In the 
place des Vosges, there’s an always-open doorway, which you can almost miss. This is the back door into the garden courtyard and 
orangerie of the 
hotel de Sully. After walking through another door, you’re in the second courtyard, which is paved with cobblestones and exits out the front of the hotel to the 
rue de Rivoli. The hotel is currently the information center for Paris’ historic monuments, the 
Caisse Nationale des Monuments Historiques.
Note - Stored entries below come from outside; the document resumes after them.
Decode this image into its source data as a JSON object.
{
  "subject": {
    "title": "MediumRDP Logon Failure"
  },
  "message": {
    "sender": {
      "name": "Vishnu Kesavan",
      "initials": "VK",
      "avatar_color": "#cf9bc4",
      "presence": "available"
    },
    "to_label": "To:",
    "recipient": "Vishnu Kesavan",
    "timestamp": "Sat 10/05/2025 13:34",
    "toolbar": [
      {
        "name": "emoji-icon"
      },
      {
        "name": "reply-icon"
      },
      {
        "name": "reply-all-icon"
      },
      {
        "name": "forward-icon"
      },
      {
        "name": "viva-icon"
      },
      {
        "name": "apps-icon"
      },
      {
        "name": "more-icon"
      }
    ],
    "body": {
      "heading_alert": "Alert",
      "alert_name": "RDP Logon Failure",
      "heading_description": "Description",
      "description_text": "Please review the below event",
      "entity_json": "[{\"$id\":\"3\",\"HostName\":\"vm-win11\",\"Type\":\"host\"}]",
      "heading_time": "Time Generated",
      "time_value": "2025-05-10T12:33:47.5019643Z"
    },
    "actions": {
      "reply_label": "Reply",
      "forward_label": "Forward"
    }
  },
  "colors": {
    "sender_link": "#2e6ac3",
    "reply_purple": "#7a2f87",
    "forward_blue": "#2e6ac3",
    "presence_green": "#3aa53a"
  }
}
This grand private residence, one of the finest in the Marais, was built in the 1620s for a banker and sold about 10 years later to a former minister of Henri IV, the 
duc de Sully who was already in his seventies and married to his (very young) second wife. The 
duc was tolerant of 

her affairs (there are stories about 
his dalliances, too) and paid her a liberal allowance in three parts: “so much for the house, so much for you, so much for your lovers.” He even built a separate staircase leading to his wife’s apartments so that he wouldn’t risk running into her lovers. You can see the stairway off the front entry in the building; and again, I am always intrigued about the zillions of feet that climbed those 
marches.
The façade is also very interesting. Overlooking the front courtyard, there are four male 
bas-reliefs above the doorways—each represent one of the four seasons—and four female figures representing the elements of water, air, fire, and earth.